The SAT published the draft administrative measures on GAAR (draft) set out in Article 47 of the corporate income tax law of the People’s Republic of China and its Detailed Implementation Regulations (DIR), last month for public comment. One of the draft’s objectives is to give clarity to taxpayers on how the SAT determines tax avoidance, the policies and procedures of GAAR cases, the documents that may be requested, and the types of tax adjustments that could be made to deny tax benefits for transactions without reasonable economic purpose.


“The draft measures are a welcome addition to the Chinese domestic law GAAR as they provide guidance to in-charge authorities that is absent in the existing law,” said TEI president, Terilea Wielenga. “We are concerned, however, that the draft measures expand the GAAR to reach transactions outside the scope established in the DIR, unfairly subject taxpayers to two independent substance-based inquiries when special tax adjustment rules also apply to a transaction, and contain overly expansive document production requirements.”

Article 4(1) of the draft defines a practice as a tax avoidance scheme if:

(i) the sole or main purpose, or one of the main purposes is to obtain a tax benefit; and

(ii) the form of scheme is permitted in accordance with the tax rules, but the form is not consistent with its economic substance.

TEI argues this definition is inconsistent with Article 120 of the DIR, in which the “main purpose is reduction, exemption or deferral of tax payments”. This new definition for tax avoidance, proposed in the draft, would broaden the scope of existing GAAR rules. TEI has recommended the SAT to avoid the increased costs and uncertainties associated with the “one of the main purposes” standard in the draft and to keep the “main purpose” standard set out in Article 120 of the DIR.

Another area of contention for TEI is Article 5 of the draft, which is meant to clarify the types of adjustments that can be made to disallow tax benefits arising from arrangements that lack a reasonable commercial purpose. But in their opinion, the fact that Article 5(4) permits in-charge authorities to make adjustments using “any other reasonable method” is overly broad and could encourage abuse by authorities.

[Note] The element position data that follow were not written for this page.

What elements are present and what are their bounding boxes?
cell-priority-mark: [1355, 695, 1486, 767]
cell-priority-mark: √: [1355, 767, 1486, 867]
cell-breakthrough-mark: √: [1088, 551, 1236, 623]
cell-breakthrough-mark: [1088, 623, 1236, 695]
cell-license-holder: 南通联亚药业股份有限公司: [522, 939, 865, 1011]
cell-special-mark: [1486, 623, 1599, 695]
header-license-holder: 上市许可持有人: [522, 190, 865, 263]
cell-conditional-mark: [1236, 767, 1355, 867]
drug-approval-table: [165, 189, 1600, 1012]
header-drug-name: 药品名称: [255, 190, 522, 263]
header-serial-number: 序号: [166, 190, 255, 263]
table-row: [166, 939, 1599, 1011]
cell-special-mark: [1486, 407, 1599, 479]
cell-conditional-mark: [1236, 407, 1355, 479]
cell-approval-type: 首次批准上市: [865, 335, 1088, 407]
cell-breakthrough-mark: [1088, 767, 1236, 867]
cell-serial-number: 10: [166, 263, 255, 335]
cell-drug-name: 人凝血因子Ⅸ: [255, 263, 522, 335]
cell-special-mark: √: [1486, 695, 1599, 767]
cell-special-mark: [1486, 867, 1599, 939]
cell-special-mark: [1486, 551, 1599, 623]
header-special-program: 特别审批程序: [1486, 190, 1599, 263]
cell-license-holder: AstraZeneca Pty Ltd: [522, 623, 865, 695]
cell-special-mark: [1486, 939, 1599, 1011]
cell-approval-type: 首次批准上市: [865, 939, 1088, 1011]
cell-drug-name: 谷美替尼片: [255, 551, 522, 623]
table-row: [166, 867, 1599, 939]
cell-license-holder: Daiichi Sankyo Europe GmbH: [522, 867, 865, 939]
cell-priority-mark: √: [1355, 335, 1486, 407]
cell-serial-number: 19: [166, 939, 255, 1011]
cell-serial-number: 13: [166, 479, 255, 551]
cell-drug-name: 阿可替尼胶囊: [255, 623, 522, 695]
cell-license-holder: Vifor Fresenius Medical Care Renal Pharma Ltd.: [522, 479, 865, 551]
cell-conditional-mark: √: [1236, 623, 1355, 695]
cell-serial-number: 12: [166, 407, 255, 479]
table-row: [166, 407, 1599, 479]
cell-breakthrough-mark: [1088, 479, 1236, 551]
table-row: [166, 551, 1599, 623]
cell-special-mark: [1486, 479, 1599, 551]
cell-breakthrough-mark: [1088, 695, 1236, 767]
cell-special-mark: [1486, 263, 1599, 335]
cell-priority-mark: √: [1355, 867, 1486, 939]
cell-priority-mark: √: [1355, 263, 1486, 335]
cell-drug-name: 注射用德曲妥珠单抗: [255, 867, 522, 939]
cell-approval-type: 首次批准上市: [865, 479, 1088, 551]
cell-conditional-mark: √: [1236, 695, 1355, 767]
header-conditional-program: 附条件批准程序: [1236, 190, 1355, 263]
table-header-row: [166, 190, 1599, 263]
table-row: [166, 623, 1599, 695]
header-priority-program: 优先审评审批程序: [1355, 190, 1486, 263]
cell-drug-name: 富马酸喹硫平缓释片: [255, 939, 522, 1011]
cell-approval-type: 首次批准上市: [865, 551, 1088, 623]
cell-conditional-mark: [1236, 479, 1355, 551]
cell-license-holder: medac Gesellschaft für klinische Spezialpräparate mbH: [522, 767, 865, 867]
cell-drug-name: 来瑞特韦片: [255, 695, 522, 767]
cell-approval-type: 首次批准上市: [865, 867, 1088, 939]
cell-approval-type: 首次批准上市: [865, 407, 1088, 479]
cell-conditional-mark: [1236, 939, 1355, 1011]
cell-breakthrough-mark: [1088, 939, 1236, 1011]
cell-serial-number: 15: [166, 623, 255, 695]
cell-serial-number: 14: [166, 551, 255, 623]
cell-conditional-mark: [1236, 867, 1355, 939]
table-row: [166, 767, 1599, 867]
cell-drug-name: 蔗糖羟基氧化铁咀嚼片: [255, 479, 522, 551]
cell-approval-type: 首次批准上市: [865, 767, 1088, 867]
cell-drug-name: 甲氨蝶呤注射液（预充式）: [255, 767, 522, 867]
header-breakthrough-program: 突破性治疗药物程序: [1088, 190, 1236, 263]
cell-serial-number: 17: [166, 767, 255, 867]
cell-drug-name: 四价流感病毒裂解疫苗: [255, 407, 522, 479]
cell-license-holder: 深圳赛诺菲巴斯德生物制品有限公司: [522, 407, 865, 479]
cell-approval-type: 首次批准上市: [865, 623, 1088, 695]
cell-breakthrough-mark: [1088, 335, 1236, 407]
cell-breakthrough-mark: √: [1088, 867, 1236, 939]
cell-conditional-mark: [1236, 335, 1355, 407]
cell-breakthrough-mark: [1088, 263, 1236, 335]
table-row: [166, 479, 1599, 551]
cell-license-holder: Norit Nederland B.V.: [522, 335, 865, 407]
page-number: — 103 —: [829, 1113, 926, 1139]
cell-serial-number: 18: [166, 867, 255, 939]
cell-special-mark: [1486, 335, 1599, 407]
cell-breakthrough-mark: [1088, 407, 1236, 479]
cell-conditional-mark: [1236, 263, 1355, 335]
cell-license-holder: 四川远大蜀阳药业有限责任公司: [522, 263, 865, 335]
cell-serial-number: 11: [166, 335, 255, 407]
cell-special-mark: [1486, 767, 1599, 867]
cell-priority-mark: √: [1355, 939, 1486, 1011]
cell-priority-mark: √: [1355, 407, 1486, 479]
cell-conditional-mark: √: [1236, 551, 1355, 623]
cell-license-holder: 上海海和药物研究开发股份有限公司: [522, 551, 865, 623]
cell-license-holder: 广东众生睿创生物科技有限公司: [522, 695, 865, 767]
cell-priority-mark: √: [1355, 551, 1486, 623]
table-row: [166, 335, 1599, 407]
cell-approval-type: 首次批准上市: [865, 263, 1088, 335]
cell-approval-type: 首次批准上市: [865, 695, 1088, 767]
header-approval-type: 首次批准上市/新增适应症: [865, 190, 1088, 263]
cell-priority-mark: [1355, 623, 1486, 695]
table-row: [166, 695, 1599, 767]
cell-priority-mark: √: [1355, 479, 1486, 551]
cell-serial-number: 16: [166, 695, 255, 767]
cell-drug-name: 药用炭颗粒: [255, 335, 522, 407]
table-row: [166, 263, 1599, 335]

“Undoubtedly, the corresponding impacts to tax planning practices would be higher level of uncertainty,” said Andrew Choy of EY. “Unfortunately, unlike some countries (e.g. Australia) where application of GAAR is subject to more objective examination (e.g. the taxpayers can prove the planning scheme is not tax driven by measuring and quantifying the non-tax savings against the tax savings), MNCs would likely have to adopt higher standards when evaluating the feasibility of tax planning, whether or not, the commercial considerations can obviously outweigh all tax benefits.”

Jinghua Liu of Baker McKenzie agrees with TEI that the draft measures, as they exist now: (i) wrongly expand the scope of GAAR; and (ii) contain overly expansive documentation requirements. However, she does not think the draft unfairly subjects taxpayers to two independent substance-based inquiries when special anti-avoidance rules (SAARs) apply.

“Article 6 of the draft measures stated that the SAARs (for example beneficial ownership requirements, controlled foreign corporation rules and transfer pricing rules) should prevail over GAAR,” said Liu. “MNCs may also need to put more effort into defending their holding structures and business models. With increasing numbers of anti-avoidance cases against them, MNCs can no longer afford to simply accept all adjustments by tax bureaus.”

“Carefully preparing defence strategies, standing firm in negotiations with tax bureaus, being prepared to go to formal proceedings such as administrative review, litigation or competent authority when necessary would help MNCs to safeguard their tax interests in China,” added Liu.

Article 11 of the draft requires businesses that are under investigation by the SAT to submit a wide array of documentation, including communications between taxpayers and their advisers. This would erode client confidentiality and, if not amended, may have implications for tax planning practices.

From the perspective of the SAT, Abe Zhao of KPMG recommends that the draft be amended to contain a provision that allows for the burden of proof to be transferred between the tax authority and the taxpayer. He suggests that, initially, when the SAT issues an information request on the suspicion of tax avoidance, the burden of proof be placed on the taxpayer, but once the request is fulfilled it be transferred to the tax authority, which must produce fresh evidence of tax avoidance to make further documentation requests.

“This can offer some protection to the taxpayers who otherwise may have to comply with never-ending information requests from the tax authorities,” said Zhao. “For MNCs, in the GAAR environment, tax planning can no longer be accomplished between tax professionals alone behind closed doors.”

“Close collaboration between the tax department and the other business functions, as well as the central coordination of senior management, are needed to provide the necessary business purpose and substance to a contemplated tax planning arrangement,” added Zhao.